Will Big Banks Really Be Broken Up Into Bits and Pieces?
November 12, 2009
Not sure if you've been following the latest bank hearings--there have been so many of them over the past year, who could begrudge you for missing out--but these bank hearings may be bigger than most.
The Senate is dicussing what to do about the "too big to fail" big banks and too big other companies that act like banks, such as insurance companies.
Apparently, if Bloomberg's exclusive report is to be believed, the Senate may actually pass a law that results in the breaking up of several big banks.

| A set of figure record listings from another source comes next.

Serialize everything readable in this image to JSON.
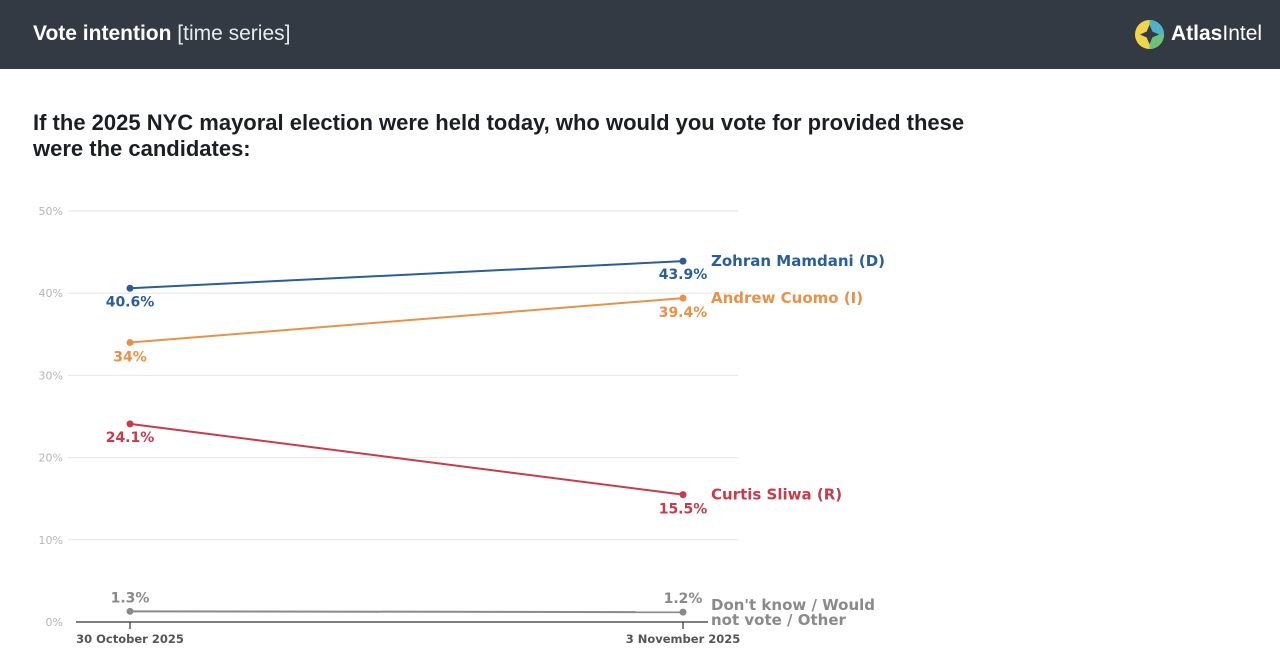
{
  "header": {
    "title_bold": "Vote intention",
    "title_light": "[time series]",
    "brand_bold": "Atlas",
    "brand_light": "Intel",
    "logo_icon": "atlasintel-logo-icon"
  },
  "question": "If the 2025 NYC mayoral election were held today, who would you vote for provided these were the candidates:",
  "chart_data": {
    "type": "line",
    "title": "If the 2025 NYC mayoral election were held today, who would you vote for provided these were the candidates:",
    "x": [
      "30 October 2025",
      "3 November 2025"
    ],
    "ylim": [
      0,
      50
    ],
    "yticks": [
      0,
      10,
      20,
      30,
      40,
      50
    ],
    "ytick_labels": [
      "0%",
      "10%",
      "20%",
      "30%",
      "40%",
      "50%"
    ],
    "grid": true,
    "xlabel": "",
    "ylabel": "",
    "series": [
      {
        "name": "Zohran Mamdani (D)",
        "values": [
          40.6,
          43.9
        ],
        "labels": [
          "40.6%",
          "43.9%"
        ],
        "color": "#2a5d9a"
      },
      {
        "name": "Andrew Cuomo (I)",
        "values": [
          34,
          39.4
        ],
        "labels": [
          "34%",
          "39.4%"
        ],
        "color": "#ea9149"
      },
      {
        "name": "Curtis Sliwa (R)",
        "values": [
          24.1,
          15.5
        ],
        "labels": [
          "24.1%",
          "15.5%"
        ],
        "color": "#c73b4b"
      },
      {
        "name": "Don't know / Would not vote / Other",
        "values": [
          1.3,
          1.2
        ],
        "labels": [
          "1.3%",
          "1.2%"
        ],
        "color": "#8a8a8a"
      }
    ]
  }
}
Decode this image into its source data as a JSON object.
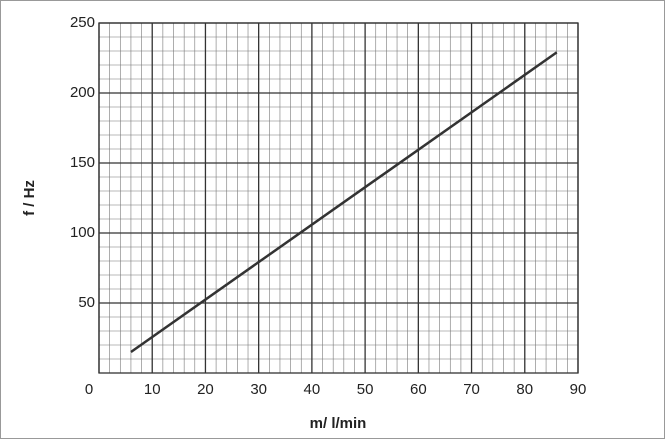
{
  "chart_data": {
    "type": "line",
    "x_label": "m/ l/min",
    "y_label": "f / Hz",
    "x": [
      6,
      86
    ],
    "series": [
      {
        "color": "#333333",
        "values": [
          15,
          229
        ]
      }
    ],
    "xlim": [
      0,
      90
    ],
    "xticks": [
      0,
      10,
      20,
      30,
      40,
      50,
      60,
      70,
      80,
      90
    ],
    "ylim": [
      0,
      250
    ],
    "yticks": [
      50,
      100,
      150,
      200,
      250
    ],
    "grid": true
  }
}
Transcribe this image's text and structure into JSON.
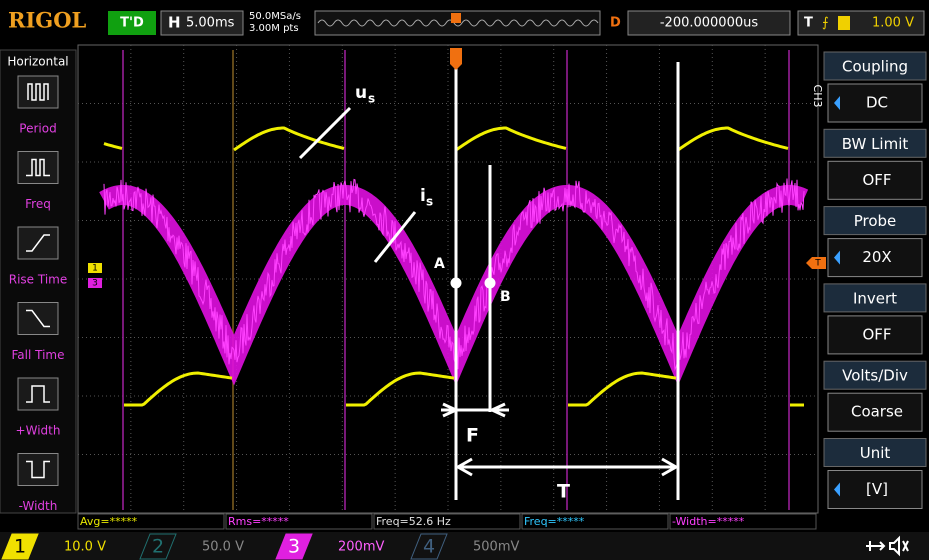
{
  "header": {
    "logo": "RIGOL",
    "run_status": "T'D",
    "timebase_label": "H",
    "timebase": "5.00ms",
    "sample_rate": "50.0MSa/s",
    "memory_depth": "3.00M pts",
    "delay_label": "D",
    "delay": "-200.000000us",
    "trigger_label": "T",
    "trigger_level": "1.00 V"
  },
  "left_menu": {
    "title": "Horizontal",
    "items": [
      "Period",
      "Freq",
      "Rise Time",
      "Fall Time",
      "+Width",
      "-Width"
    ]
  },
  "right_menu": {
    "channel": "CH3",
    "items": [
      {
        "title": "Coupling",
        "value": "DC"
      },
      {
        "title": "BW Limit",
        "value": "OFF"
      },
      {
        "title": "Probe",
        "value": "20X"
      },
      {
        "title": "Invert",
        "value": "OFF"
      },
      {
        "title": "Volts/Div",
        "value": "Coarse"
      },
      {
        "title": "Unit",
        "value": "[V]"
      }
    ]
  },
  "measurements": [
    "Avg=*****",
    "Rms=*****",
    "Freq=52.6 Hz",
    "Freq=*****",
    "-Width=*****"
  ],
  "channels": [
    {
      "number": "1",
      "scale": "10.0 V"
    },
    {
      "number": "2",
      "scale": "50.0 V"
    },
    {
      "number": "3",
      "scale": "200mV"
    },
    {
      "number": "4",
      "scale": "500mV"
    }
  ],
  "annotations": {
    "voltage": "u",
    "voltage_sub": "s",
    "current": "i",
    "current_sub": "s",
    "point_a": "A",
    "point_b": "B",
    "phase_shift": "F",
    "period": "T"
  },
  "markers": {
    "ch1": "1",
    "ch3": "3",
    "trigger": "T"
  }
}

John Reed, the former CEO who started Citigroup towards being too big to fail, has even apologized to Congress for using that strategy.
Could big banks such as Citigroup really be broken up?
Populist conspiracy theorists would suggest no, that the Wall Street types would never give up access to the savings accounts and CDs and money market accounts of millions of people.
But what if conservative investments such as savings accounts and CDs were, somehow, segregated by law from speculative investments such as, say, betting on the value of copper on November 13, 2009.
For that is, essentially, what modern giant banks do: use deposit accounts to fund other aspects of the operation.
Previously, circa September of 2008, this system worked fantastically, and it is even working not bad right now, if impressive bank earnings are to be believed.
Could this system, this idea that banks should not only hold money but actively invest it, actually be on the verge of being dismantled?
If so, is that a good thing?
Or will it simply mean that the real business of banking moves the rest of the way off-shore?
Shorebreak
13 November 2009 at 10:38 am
This will never happen. The large Wall Street banks own too many politicians from the top to bottom for even any suggestion of breaking them up to get out of committee. If Congress is unable to reinstate the Glass-Steagall Act how does one expect them to break-up the banks?